Everything I have ever learned about nutrition, healthy living or lifestyle changes has come from self-directed learning outside of medicine. Everything I've ever learned about why obesity can be - but not in every case - so toxic to the body, I learned in medical school.
I learned about the solution in one place and the biophysiology of the problem in a completely different place.
This doesn't make any sense. But this is how it is.
When I was a student at the Institute for Integrative Nutrition, we mostly learned about coaching practices and self-care. When I was a medical student, and now also as a resident, my learning sits squarely in the disease model. I felt like the basic premise of my training was: Obesity is a disease and we treat the consequences with pills. Exercise and eating well are awesome but we don't really know how to get people to do that. We realize the problem is much bigger than any one person, but that's how medicine works.
Sound cynical? It is.
Patients need help with weight loss. General practitioners are where people go for help.
In most cases, because GPs aren't trained for this work, people head into the free market and purchase diet plans and weight loss products.
None of which really work - though there is some decent evidence for Weight Watchers in some groups of people - so they get disappointed. And nothing changes. Certainly not our society.

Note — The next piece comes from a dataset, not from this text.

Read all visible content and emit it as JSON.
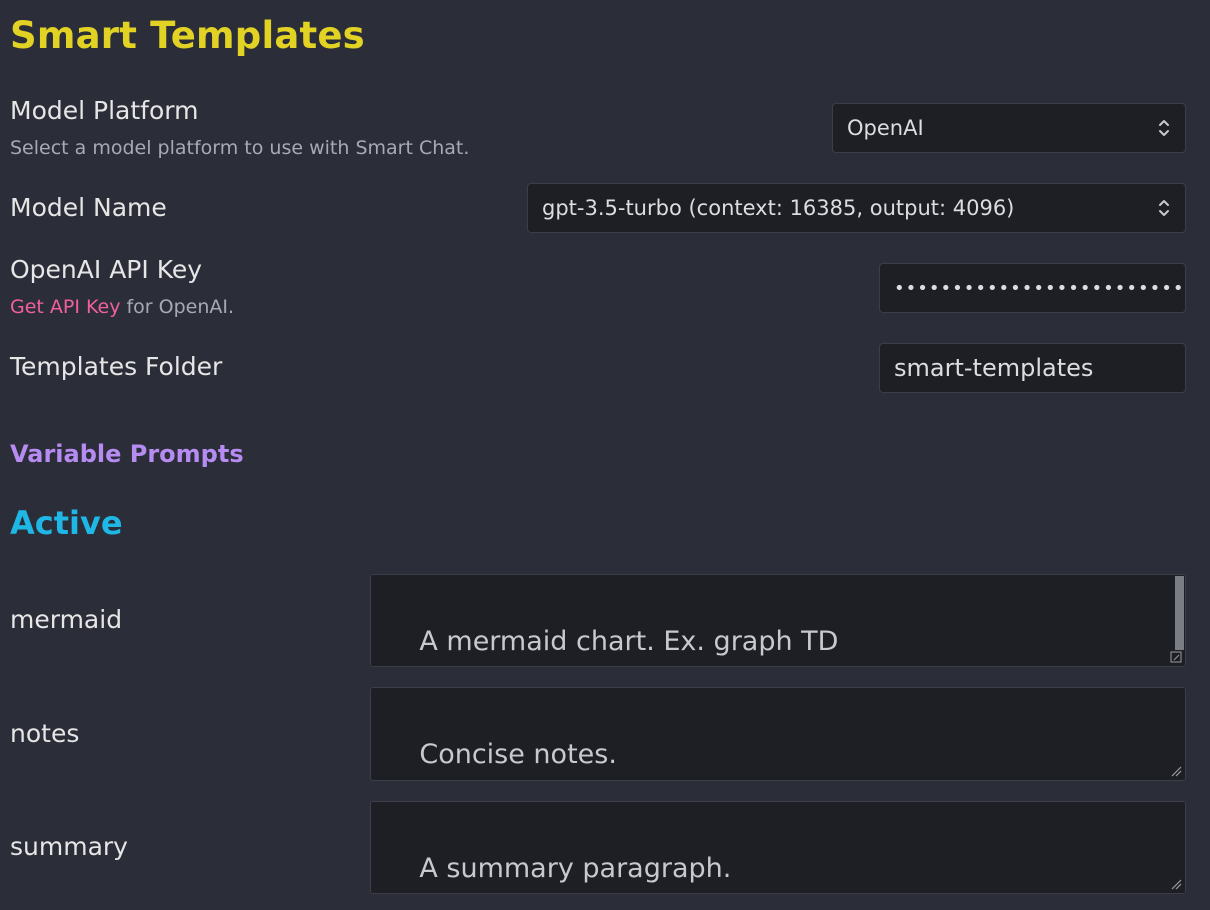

And I do my best because I have a lot of extra training and personal experience. I can handle a lot of this work because I really love it. I have been on both sides of the chair.
So I was interested when I came across this thesis research from Elaine Banerjee at Thomas Jefferson University. She identified - correctly - that in America, poor black women are at the highest risk of obesity. She then took a close look at the interaction between women from this group and their doctors around weight loss.
She specifically looked at the group of women who were able to lose over 5% of their body weight and who were part of a family practice affiliated with the university. She interviewed 20 of these women to figure out what the interaction between their doctors and these women actually looked like.
If your GP isn't doing these five things, all of which were framed as core themes in Banerjee's research, then it may explain why you, or the people in your life who struggle with this issue, aren't getting anywhere:
Framing the problem of obesity in the context of other health problems provided motivation.
Connecting obesity to disease (i.e. high blood pressure) helped make the problem real for the patients. This helps them fully suss out their motivation for change.
Having a discussion around weight management was important.
Often doctors totally ignore the issue of weight. It is a hard subject to bring up - especially with teenagers and kids - because you want desperately to avoid shaming your patients. You want to come across as supportive and sometimes that it so, so hard. So many choose to say nothing until patients are actually quite sick. Patients sometimes want to bring it up on their own time, so then it's important to follow their pace. But not bringing it up at all is not really a plausible option.
Celebrating small successes was helpful.
This is very tricky. In our culture, when someone loses weight, everyone showers them with compliments. This has the effect of equating the person's value with their weight loss, even if this isn't intended. If the weight is regained, as is often the case, people say nothing. Nothing. They are silent and they avoid eye contact. I've gained and lost so much weight that I can basically predict how people are going to interact with me if they've not seen me for sometime. This kind of cycle totally screws with your self-esteem. So, as a doctor, my goal is to positively reinforce the weight loss by congratulating the patient on their commitment, their blood pressure and blood sugar and on how they feel in their bodies. The focus must not be on their appearance because their appearance may change. I never want a patient to feel as though they've disappointed me by gaining weight.
An ongoing conversation and relationship was helpful.
Weight management is a life-long effort, and so too should the clinical care experience be between doctor and patient.
Advice is helpful but only to a point.
For patients who don't want to think about their weight, aren't ready to consider change or lack the emotional stability to have a safe, warm and compassionate conversation about weight, it is important to not push the issue. Talking about weight at the wrong time can serve as a setback to patients who aren't interested in change. We call these patients pre-contemplative in the Stages of Change theory. They may or may not be ready at the next visit but that's the journey we are all on.
Counselling people on weight loss feels like a mysterious dance at times, almost as much so as trying to lose weight itself. But people should be able to expect the time of the day from their GPs on this issue.
If you're not getting what you need from your GP, it may be time to just ask and see where it goes.
I am keen to know if anyone has ever had a really positive interaction with their GP around weight loss? What did they do to support you? How did they talk about the journey?